Appointed by the commissioners, GCCW’s mission is to promote a positive image of women, advise county government, advance solutions and serve as a countywide resource to promote social, political and economic equality for women.
Gallagher said her group is monitoring statistics that deal with the county’s female population.
Based on U.S. Census Bureau information, the overall annual median earning for women age 25 and older is $24,515. It’s $35,798 for men. In the category “less than high school graduate,” women make $13,889, compared to $25,262 for men. The average income for a woman with graduate and professional degrees is $48,417, while a man’s is $62,019.
“When you look at economic development and those kinds of ideas, that’s something that we would like you to keep in mind,” Gallagher told the commissioners.
She noted that women and girls make up 50.5 percent of Garrett County’s population, and 52 percent of the county’s workforce is women.
Other recent data presented include:
• 36.7 percent of the births in 2016 were to women living below the poverty level.
• 63.6 percent of children live with families where all parents work.
• 448 grandparents live with grandchildren who are under age 18.
• 84.5 percent of those served by the Dove Center are women and girls (fiscal years 2013-17).
“We’re hoping to keep all of these statistics up to date as we move forward,” Gallagher said. “We’ll present them to you annually, as well.”
She also reported that the GCCW’s recent Voices of Women Listening Tour included discussions about human trafficking in Maryland.
“In 2016, an agency report looked at the fact that the numbers are really increasing,” Gallagher said, noting that interstates 270, 70 and 95 play key roles in the trafficking of women and children.
She pointed out that Hagerstown seems to be Maryland’s current “hot spot” for the crime.
“But that doesn’t mean it’s not going to shift,” Gallagher said. “Anytime you have heavy truck traffic, which we do on I-68, there’s always (that) potential.”
The chairwoman indicated she wanted to make sure the commissioners were aware of the issue because of Washington County’s proximity to Garrett County.
Gallagher thanked the commissioners for increasing GCCW’s funding.
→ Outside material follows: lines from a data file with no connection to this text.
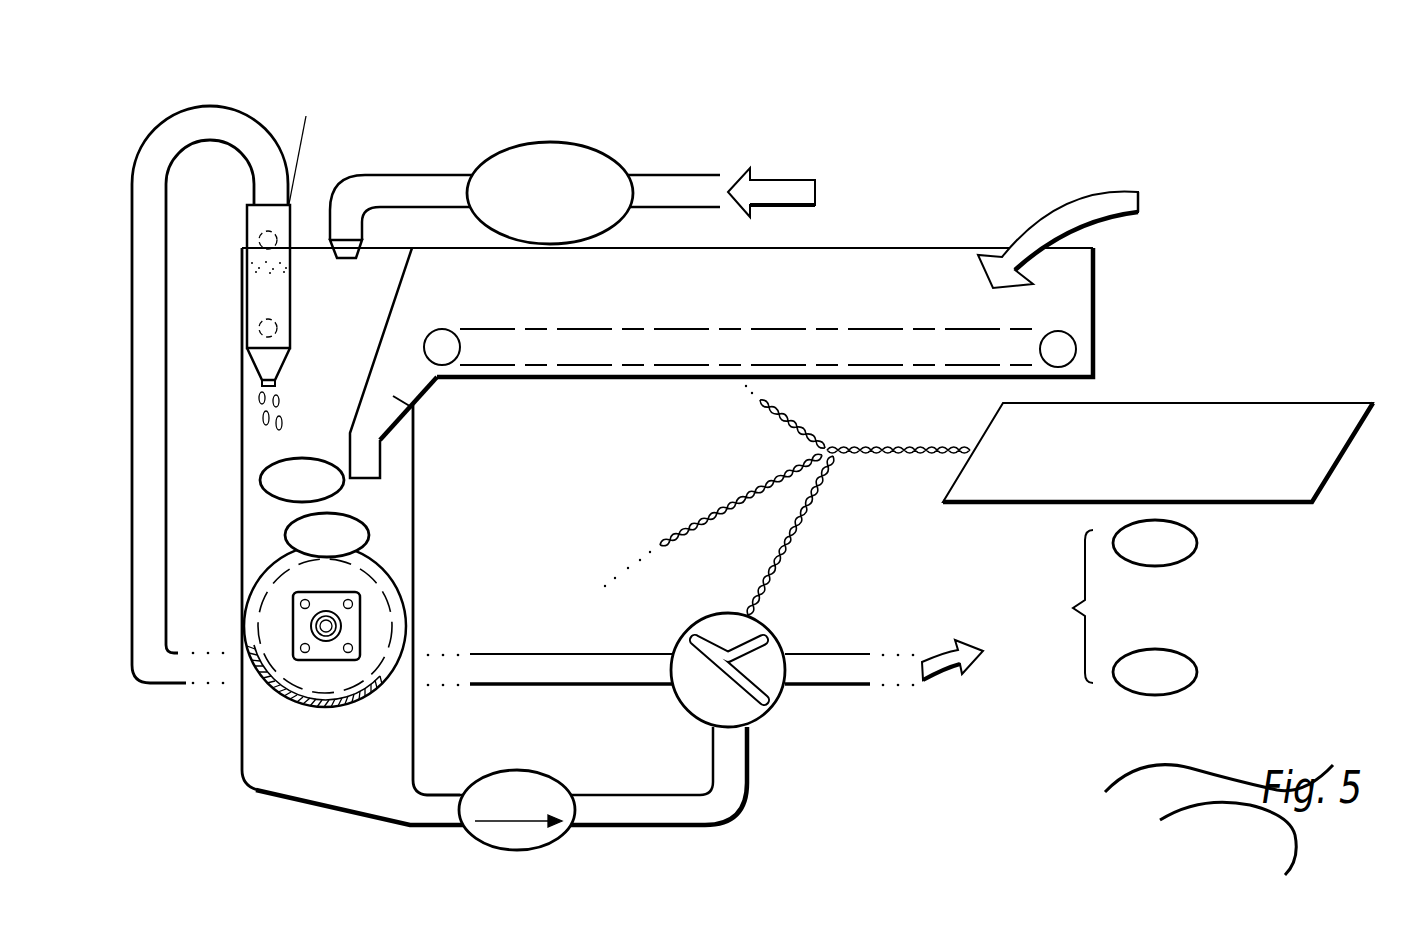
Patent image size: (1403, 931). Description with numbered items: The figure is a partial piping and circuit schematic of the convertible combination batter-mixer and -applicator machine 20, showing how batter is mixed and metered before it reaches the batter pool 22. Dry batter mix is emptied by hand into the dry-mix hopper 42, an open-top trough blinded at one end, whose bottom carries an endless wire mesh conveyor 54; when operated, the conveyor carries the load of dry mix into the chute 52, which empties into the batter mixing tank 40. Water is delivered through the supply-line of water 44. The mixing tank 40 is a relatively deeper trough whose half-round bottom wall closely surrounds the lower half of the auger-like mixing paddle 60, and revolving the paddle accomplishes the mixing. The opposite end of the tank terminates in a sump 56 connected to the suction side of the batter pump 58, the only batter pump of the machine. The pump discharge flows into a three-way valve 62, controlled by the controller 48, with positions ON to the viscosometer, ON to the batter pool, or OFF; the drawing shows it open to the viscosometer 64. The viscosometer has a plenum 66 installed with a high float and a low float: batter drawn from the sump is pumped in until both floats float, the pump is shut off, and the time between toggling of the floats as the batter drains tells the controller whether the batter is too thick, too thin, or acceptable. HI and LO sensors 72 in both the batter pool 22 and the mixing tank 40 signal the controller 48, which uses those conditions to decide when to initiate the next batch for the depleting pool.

The convertible combination batter-mixer and -applicator machine 20 is at (907, 100).
The batter tank or pool 22 is at (1022, 660).
The batter mixing tank 40 is at (253, 447).
The dry-mix hopper 42 is at (1078, 287).
The supply-line of water 44 is at (662, 185).
The controller 48 is at (1287, 417).
The chute 52 is at (413, 415).
The endless wire mesh conveyor 54 is at (750, 312).
The sump 56 is at (267, 743).
The batter pump 58 is at (528, 773).
The auger-like mixing paddle 60 is at (387, 572).
The three-way valve 62 is at (698, 698).
The viscosometer 64 is at (252, 217).
The plenum 66 is at (293, 309).
The HI and LO sensors 72 is at (295, 538).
They allocated $4,000 this fiscal year. In FY 2018, the amount was $3,500. The previous year’s allocation was $3,000.
“We’ll be able to actually give more scholarships this go-round,” Gallagher said.
Each year the organization provides up to five $500 scholarships to Garrett County women age 20 and over. The new Maureen R. Sharps Scholarship awards $5,000 to one local woman. The recipients are usually announced at the GCCW’s annual Women’s Hall of Fame induction ceremony, with the next one scheduled for May 4.
A new award will be presented during the event.
“It’s going to be for the Garrett County Woman of Tomorrow,” Gallagher said. “So we’re looking at youngsters anywhere from grades seven through 12 who exemplify community service. So, that’s something on the horizon.
“Thank you for what you’re doing and keep up the good work,” Commissioner Paul Edwards told her.